Herhangi bir sorunu çözmek istiyorsanız şu üç soruyu kendinize sorun;
Ne yapabilirim? Ne okuyabilirim? Kime sorabilirim?
diyor, Jim Rohn.

Milyarlarca insanın yaşadığı bu dünyada, bir şekilde sorunlar yaşanıyor ve yaşanmaya devam edecektir.
...
İnsanlık tarihinin ve yaşam serüvenin her dönemi benzer sorunlarla farklı çözümler üreterek bu güne gelebilmiştir.

Uygarlık geliştikçe, medeniyet yayıldıkça, yaşam hakkı ve adalet duygusu yaşamın merkezine oturmuş olsa da, bu çağda dahi zaman zaman büyük ihlaller yaşanmaktadır.

20. Yüzyılın başlarında sorun çözemeyen yönetenler ve devletler, 2 dünya savaşında milyonlarca insanın ölümüne yüzlerce şehrin yerle bir olmasına sebep olmuştur.

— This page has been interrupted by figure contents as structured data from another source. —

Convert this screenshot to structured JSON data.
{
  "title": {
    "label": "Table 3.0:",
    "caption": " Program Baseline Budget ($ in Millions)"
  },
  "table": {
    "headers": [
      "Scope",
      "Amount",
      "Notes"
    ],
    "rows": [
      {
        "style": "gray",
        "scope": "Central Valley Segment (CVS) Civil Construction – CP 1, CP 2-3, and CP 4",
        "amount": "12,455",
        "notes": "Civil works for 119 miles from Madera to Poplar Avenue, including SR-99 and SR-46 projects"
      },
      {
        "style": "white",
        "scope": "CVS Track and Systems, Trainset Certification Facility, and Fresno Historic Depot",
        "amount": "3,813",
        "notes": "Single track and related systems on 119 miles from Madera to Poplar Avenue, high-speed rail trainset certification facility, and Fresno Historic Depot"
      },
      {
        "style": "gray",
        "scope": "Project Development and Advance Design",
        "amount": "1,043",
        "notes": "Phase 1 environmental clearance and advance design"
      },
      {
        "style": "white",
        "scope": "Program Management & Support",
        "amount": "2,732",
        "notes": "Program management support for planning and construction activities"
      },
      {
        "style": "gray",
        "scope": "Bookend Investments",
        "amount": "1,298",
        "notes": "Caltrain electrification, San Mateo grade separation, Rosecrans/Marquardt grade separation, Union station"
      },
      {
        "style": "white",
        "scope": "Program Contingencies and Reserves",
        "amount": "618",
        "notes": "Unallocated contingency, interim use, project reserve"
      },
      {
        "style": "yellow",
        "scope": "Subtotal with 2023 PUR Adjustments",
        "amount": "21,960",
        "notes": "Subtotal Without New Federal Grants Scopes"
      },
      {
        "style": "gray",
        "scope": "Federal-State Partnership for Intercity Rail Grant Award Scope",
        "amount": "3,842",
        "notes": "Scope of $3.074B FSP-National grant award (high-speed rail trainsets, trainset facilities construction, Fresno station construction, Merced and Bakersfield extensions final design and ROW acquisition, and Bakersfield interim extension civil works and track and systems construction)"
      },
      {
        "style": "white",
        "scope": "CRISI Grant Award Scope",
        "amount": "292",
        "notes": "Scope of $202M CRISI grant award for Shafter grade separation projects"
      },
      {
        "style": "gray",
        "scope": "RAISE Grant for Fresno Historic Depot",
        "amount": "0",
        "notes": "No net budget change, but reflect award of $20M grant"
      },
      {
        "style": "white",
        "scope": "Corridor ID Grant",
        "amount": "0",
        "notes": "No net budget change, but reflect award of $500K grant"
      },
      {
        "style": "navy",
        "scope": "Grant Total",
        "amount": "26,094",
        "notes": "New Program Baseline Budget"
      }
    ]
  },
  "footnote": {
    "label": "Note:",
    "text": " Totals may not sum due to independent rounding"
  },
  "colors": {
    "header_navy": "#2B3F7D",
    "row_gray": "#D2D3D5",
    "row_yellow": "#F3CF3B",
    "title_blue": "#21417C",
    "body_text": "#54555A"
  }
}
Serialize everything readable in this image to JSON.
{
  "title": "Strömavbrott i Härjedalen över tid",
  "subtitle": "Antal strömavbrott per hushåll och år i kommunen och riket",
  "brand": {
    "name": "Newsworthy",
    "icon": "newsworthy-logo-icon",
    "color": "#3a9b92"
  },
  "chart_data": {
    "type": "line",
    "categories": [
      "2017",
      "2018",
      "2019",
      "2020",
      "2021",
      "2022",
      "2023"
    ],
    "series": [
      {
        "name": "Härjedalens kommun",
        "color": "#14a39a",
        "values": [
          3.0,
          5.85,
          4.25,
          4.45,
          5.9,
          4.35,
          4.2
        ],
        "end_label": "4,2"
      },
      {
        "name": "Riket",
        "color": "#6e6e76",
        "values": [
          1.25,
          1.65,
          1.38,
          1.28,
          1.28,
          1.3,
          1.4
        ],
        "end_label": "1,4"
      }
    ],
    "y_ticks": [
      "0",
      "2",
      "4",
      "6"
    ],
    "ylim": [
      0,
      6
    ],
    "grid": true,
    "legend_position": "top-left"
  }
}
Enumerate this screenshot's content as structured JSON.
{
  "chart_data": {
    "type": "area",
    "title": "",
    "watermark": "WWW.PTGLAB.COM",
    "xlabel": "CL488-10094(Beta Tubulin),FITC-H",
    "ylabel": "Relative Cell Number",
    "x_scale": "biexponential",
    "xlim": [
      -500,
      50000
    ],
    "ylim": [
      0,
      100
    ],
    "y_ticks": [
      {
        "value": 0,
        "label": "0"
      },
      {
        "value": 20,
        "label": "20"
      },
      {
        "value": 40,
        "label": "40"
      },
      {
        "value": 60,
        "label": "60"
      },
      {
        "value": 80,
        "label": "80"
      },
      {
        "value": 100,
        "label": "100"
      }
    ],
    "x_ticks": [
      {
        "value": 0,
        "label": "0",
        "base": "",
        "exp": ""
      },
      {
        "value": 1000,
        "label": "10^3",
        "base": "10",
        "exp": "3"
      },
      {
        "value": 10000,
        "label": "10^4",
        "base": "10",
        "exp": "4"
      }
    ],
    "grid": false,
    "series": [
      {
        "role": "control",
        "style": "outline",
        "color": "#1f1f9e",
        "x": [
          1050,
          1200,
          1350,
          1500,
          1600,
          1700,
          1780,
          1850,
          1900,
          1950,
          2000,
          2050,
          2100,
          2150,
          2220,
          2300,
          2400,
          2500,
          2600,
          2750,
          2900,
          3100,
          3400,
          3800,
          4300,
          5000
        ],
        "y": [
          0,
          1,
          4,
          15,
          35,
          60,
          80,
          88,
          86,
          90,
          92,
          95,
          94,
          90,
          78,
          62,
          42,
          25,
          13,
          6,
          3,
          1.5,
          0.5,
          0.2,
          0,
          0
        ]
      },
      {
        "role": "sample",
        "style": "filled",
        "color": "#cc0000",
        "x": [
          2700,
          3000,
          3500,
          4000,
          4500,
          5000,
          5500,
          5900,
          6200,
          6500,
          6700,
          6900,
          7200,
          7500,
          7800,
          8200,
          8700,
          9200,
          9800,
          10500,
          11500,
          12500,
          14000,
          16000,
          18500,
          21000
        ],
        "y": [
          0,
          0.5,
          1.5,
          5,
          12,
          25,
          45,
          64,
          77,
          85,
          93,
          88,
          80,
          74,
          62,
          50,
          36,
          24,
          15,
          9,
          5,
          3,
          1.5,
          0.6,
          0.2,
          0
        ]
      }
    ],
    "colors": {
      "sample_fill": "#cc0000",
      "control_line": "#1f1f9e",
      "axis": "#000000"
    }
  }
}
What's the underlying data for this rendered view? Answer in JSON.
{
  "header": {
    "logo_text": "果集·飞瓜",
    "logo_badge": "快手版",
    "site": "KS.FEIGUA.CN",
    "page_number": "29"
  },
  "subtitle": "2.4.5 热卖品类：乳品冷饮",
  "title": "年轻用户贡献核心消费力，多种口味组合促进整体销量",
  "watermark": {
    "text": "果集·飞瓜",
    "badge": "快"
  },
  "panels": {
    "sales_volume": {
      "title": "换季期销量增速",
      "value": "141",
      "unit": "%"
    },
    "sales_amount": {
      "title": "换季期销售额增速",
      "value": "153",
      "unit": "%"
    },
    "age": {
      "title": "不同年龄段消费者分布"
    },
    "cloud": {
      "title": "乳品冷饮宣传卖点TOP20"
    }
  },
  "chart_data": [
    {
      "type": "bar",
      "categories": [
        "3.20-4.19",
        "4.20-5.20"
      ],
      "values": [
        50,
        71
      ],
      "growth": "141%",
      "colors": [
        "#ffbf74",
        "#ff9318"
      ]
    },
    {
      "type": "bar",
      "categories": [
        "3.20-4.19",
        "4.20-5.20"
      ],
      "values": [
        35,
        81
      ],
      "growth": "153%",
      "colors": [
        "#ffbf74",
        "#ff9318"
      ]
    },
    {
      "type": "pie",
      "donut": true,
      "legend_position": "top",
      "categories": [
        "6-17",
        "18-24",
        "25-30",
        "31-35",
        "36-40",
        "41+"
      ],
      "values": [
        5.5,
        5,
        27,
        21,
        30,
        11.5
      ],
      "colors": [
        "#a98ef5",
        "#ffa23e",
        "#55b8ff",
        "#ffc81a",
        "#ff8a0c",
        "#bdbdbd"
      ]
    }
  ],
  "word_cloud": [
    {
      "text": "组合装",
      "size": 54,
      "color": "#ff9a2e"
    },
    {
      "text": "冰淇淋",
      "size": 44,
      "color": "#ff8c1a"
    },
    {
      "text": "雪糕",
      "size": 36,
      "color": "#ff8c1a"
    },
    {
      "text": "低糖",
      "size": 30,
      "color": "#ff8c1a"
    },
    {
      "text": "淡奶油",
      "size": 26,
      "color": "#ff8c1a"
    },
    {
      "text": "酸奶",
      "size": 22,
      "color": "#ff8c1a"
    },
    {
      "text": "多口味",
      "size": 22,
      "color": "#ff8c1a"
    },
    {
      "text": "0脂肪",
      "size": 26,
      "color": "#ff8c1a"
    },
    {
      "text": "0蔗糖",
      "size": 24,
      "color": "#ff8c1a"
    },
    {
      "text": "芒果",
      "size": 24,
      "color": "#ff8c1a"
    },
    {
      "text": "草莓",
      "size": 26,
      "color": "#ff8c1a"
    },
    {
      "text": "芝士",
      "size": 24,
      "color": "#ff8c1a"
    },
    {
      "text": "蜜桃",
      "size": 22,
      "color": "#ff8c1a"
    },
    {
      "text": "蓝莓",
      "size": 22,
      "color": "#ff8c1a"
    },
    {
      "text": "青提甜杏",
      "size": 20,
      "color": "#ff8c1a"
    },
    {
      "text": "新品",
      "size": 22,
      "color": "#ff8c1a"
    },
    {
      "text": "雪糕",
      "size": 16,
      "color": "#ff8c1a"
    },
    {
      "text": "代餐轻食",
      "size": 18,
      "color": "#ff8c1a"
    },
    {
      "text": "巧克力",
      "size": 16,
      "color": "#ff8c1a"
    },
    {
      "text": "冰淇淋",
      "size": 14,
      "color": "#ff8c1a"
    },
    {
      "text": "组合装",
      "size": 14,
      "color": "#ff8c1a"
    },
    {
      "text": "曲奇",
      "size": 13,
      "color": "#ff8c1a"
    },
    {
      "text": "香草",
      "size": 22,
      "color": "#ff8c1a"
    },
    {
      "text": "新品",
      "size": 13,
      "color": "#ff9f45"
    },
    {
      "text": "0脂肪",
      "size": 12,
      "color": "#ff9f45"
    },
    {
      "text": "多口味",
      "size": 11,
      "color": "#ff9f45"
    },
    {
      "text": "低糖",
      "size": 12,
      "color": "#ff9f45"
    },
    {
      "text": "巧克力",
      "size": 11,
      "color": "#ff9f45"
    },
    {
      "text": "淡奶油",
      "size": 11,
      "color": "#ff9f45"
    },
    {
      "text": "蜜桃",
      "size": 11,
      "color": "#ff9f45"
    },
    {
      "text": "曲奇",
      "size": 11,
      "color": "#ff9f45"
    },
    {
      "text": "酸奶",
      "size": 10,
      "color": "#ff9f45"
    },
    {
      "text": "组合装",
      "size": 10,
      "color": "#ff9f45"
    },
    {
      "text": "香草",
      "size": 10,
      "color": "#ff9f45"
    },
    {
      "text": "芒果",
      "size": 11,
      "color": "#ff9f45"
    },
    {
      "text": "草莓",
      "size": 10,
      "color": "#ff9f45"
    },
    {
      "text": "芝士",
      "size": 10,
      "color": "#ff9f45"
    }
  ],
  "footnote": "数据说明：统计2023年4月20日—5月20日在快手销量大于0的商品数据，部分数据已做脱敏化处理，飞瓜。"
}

Sorunlar; devletler arasında anlaşmazlıklardan ziyade, ülkeleri yöneten insanların, bireysel sorunları, tercihleri, yanlış hesapları ve birikimsizlikleri, dünyaya ağır bedeller ödetmiştir.
… 
Toplumsal, psikolojik, çevresel, ilkesel, ekonomik ve yönetimsel kaynaklı, yüzlerce sorunu sıralayabiliriz bu günde,
Ülkemizin birbirinin boyunu aşan yüzlerce sorunu devam etmektedir.

Bir soru sorduk, bin ah işitir olduk.
Sokak sessiz, süzgün, üzgün ve hüzünle dolmuş.

Evler, köyler, şehirler, umut ve neşe dolu insanların üstüne kara bulutlar çökmüş.

Her yerde sorun… 
Hele bir sorun, bin bir sorun devam ediyor…

Cepte üç kuruş; markette, manavda kasapta, evde, işte, çarşıda pazarda, okulda, kahvede, lokantada…
Ülkenin en önemli sorunu geçim derdi.
Ne oldu, nereye gitti, kim aldı, kime verdi, nereye gitti?
Sorun ne? Kaynağı nerde? Çözüm için ne yapılıyor?

Haklı olarak bu sorular soruluyor.

Çözüm mü?

Onu da sorunları yaratanlar çözsün artık.